ウクライナ問題ー第三次世界大戦

第三次世界大戦

世界大戦を論じる前に現在のウクライナの戦争について考えてみたい。

現在のロシアのウクライナへの侵攻

ロシアの非人道的戦争行為の結果、世界の多くの人が悪魔のプーチン、英雄のゼレンスキーと見ている。この見方は、紛争の妥協点を探す上で真実を見誤る危険性を孕んでいる。ロシア軍が行っている非道な残虐行為は責められるべきであるが、戦争の発端となったのはウクライナのクリミア半島及びドンバス地方の帰属問題である。この問題についてのミンスク合意2をどちらが遵守しなかったのかという観点から見るならば、黒白が明確ではないからだ。

ロシアの言い分:両地域には多くのロシア系住民がおり彼らがウクライナ政府軍から攻撃されているのでその住民を守ための戦いである。両地域は信仰が始まる前からロシア系住民が多く住んでおり、ロシアが実効支配していた。

ウクライナの言い分:どちらの地域もウクライナの領土でありロシアの支配は認められない。

事実―ドンバス地域の戦闘はずっと継続しており、どちらが先に手を出したかは判定が難しい。ロシアがキエフなどの複数の都市に進行する前に、ウクライナはトルコから手に入れたドローンでボンバス地方の反政府軍(ロシア側)を攻撃している。

喧嘩両成敗であり、双方が責められるべきだろう。

この争いの意味:

「2国間の領土争い」であれば、NATOが大量の兵器・情報をウクライナへ供給する根拠はない。なぜ西側諸国がウクライナを支援しているのだろうか? これは西側諸国がロシアの侵攻を「ウクライナへの不当な侵略」と判断しているからだろう。

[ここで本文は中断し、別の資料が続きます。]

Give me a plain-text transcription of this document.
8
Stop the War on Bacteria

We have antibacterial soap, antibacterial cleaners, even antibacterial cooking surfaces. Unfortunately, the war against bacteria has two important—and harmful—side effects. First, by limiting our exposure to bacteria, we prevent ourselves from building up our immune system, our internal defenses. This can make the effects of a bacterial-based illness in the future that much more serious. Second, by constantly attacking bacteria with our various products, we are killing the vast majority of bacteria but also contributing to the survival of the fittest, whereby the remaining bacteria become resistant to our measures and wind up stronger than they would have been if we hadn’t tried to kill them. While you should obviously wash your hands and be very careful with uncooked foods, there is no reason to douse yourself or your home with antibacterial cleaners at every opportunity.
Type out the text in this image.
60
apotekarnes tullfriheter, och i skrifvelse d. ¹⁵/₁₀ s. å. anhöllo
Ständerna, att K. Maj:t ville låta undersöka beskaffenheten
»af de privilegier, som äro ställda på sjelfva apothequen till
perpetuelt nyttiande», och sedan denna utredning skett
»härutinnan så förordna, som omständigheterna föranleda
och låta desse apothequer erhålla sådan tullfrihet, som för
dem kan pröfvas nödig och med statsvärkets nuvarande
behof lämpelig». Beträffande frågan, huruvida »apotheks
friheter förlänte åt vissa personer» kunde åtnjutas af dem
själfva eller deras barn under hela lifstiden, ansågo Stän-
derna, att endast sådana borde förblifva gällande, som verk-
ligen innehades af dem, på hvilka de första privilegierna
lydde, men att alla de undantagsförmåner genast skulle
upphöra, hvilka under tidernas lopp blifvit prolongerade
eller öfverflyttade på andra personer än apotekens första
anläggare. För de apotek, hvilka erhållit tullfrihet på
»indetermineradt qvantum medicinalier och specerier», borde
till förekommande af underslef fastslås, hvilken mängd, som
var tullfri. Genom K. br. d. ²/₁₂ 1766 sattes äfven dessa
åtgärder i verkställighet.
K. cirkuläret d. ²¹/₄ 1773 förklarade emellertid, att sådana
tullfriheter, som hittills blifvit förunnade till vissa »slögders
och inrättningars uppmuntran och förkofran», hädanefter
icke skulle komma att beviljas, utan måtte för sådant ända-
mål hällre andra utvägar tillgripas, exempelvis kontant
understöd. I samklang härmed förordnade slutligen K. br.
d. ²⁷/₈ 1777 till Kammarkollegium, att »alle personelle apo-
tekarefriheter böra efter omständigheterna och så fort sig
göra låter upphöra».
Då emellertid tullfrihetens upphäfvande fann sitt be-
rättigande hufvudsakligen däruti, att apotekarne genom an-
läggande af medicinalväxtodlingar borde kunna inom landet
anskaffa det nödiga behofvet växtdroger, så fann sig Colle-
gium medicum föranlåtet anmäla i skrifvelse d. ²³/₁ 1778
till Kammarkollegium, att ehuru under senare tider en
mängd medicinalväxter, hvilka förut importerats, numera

しかし、ミンスク合意によればドンバス地域およびクリミアについては武力による戦いを停止し、住民の投票により決定することで合意されていた。この合意に署名したにもかかわらず、覚書を遵守しなかったのはウクライナ側との見方があるように同地域のウクライナ帰属が国際的に認識されていた訳ではない。

こう考えると、ロシアの武力侵攻を一方的に侵略と見做して西側がウクライナを応援していることには疑問があり、兵器の供与は殺人行為の助長であると言わざるを得ない。

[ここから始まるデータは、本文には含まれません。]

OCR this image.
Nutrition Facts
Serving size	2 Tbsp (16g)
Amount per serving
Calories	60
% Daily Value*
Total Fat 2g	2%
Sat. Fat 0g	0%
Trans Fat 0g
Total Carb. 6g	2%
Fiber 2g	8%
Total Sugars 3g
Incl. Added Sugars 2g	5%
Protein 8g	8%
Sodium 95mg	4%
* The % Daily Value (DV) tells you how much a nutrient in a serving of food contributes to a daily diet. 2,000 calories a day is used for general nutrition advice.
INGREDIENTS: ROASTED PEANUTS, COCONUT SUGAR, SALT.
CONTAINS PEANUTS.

「ロシアと西側のボーダーラインを死守する戦い」というのがもう一つの見立て。であれば多額の武器供与、武器使用訓練、情報提供などをするのも理解出来る。しかし、その場合、ウクライナの国土を焦土と化すような戦争をさせ、自分たちは兵を危険に晒すことなく戦争をおこなっているのはウクライナを犠牲にしているようであり、卑怯のようにも思えて納得がいかないところである。

あなたはどちらの見立てに同意しますか?

さて本論の第三次世界大戦。

そのリスクは何か?

米、英などN A T Oが参戦したら何が起こるのか?

1.ロシアが反撃に核兵器を使用する可能性がある。
2.ロシアの核攻撃に西側も核で反撃する可能性がある。
3.両陣営が核兵器を使った場合は世界に大きな被害を出すことになる。

NATOが参戦した場合、ロシアは核を使ったとしても勝利はないだろう。米・英・独・仏の総力にロシアが勝てるとは考え難い。西側の攻撃を受けた時点でロシアはどうするだろうか?降伏する、又は負けると知りながら核兵器で世界を火の海にする。

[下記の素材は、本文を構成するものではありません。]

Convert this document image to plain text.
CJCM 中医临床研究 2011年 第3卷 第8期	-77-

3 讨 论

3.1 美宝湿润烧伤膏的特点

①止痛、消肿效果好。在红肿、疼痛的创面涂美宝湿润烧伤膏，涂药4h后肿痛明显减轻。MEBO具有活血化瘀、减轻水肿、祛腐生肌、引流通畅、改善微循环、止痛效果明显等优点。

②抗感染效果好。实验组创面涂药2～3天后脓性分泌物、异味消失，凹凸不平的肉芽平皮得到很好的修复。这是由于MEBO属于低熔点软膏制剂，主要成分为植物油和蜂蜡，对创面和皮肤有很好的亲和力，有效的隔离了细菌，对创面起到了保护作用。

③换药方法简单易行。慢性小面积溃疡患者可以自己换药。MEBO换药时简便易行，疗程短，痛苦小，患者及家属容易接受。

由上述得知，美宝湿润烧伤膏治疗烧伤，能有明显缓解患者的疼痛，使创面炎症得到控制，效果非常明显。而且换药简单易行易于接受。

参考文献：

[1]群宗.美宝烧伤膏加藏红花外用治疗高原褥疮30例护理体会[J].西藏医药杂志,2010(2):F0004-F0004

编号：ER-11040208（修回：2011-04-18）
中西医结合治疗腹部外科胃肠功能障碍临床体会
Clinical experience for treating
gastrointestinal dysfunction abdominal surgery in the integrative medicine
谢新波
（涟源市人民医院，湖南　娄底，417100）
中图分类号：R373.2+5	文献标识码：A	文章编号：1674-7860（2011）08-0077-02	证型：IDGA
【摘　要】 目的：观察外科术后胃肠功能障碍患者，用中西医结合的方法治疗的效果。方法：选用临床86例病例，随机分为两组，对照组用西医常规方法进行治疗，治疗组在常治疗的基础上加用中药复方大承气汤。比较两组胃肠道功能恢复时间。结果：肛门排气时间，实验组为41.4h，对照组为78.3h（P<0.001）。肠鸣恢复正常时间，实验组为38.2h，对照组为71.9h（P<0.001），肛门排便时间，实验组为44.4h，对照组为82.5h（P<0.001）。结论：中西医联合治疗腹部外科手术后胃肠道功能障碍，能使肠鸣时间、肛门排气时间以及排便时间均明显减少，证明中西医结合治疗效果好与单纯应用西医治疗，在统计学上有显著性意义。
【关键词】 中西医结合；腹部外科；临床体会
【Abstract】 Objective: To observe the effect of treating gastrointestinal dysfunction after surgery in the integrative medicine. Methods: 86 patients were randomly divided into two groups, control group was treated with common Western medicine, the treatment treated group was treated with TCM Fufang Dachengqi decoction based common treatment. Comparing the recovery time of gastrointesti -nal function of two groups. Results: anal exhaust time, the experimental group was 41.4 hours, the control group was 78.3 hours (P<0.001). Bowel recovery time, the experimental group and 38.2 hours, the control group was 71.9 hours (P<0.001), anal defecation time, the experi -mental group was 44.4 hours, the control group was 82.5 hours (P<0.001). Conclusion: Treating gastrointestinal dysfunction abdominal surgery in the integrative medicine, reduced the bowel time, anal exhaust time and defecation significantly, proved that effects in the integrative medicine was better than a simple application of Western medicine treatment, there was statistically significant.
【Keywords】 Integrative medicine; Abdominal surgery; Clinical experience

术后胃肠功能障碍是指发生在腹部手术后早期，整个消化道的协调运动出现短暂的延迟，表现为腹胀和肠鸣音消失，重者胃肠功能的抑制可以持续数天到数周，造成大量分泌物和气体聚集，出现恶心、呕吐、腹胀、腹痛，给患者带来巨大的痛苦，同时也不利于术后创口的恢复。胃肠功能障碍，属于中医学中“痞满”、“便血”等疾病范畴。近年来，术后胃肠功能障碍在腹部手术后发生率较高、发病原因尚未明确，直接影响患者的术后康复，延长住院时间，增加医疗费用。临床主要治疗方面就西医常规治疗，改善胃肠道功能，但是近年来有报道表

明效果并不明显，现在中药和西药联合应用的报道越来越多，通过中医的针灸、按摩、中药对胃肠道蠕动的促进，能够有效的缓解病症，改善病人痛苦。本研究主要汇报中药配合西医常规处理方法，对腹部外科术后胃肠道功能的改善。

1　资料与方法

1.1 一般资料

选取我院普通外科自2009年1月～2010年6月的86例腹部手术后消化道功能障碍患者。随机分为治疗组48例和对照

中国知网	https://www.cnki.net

プーチン及びロシア軍の繰り返す蛮行から推測すると世界を火の海にする愚行に走る可能性を完全には否定できないのが悩ましい。

両陣営がクリミア半島およびドンバス地方の所有権で諦める考えがないことを前提にすると「この両地域を非武装中立地帯とし国際的監視下に置く」しか解決策はないだろう。

これがウクライナに平和を取り戻し、世界の経済を平常に戻す唯一の方法ではないだろうか? ロシアは非武装地帯ができることで一応納得する可能性があるが、ゼレンスキー大統領は反対するかも知れないが、世界は彼に武器を供与するのではなく、説得の努力をするべきだろう。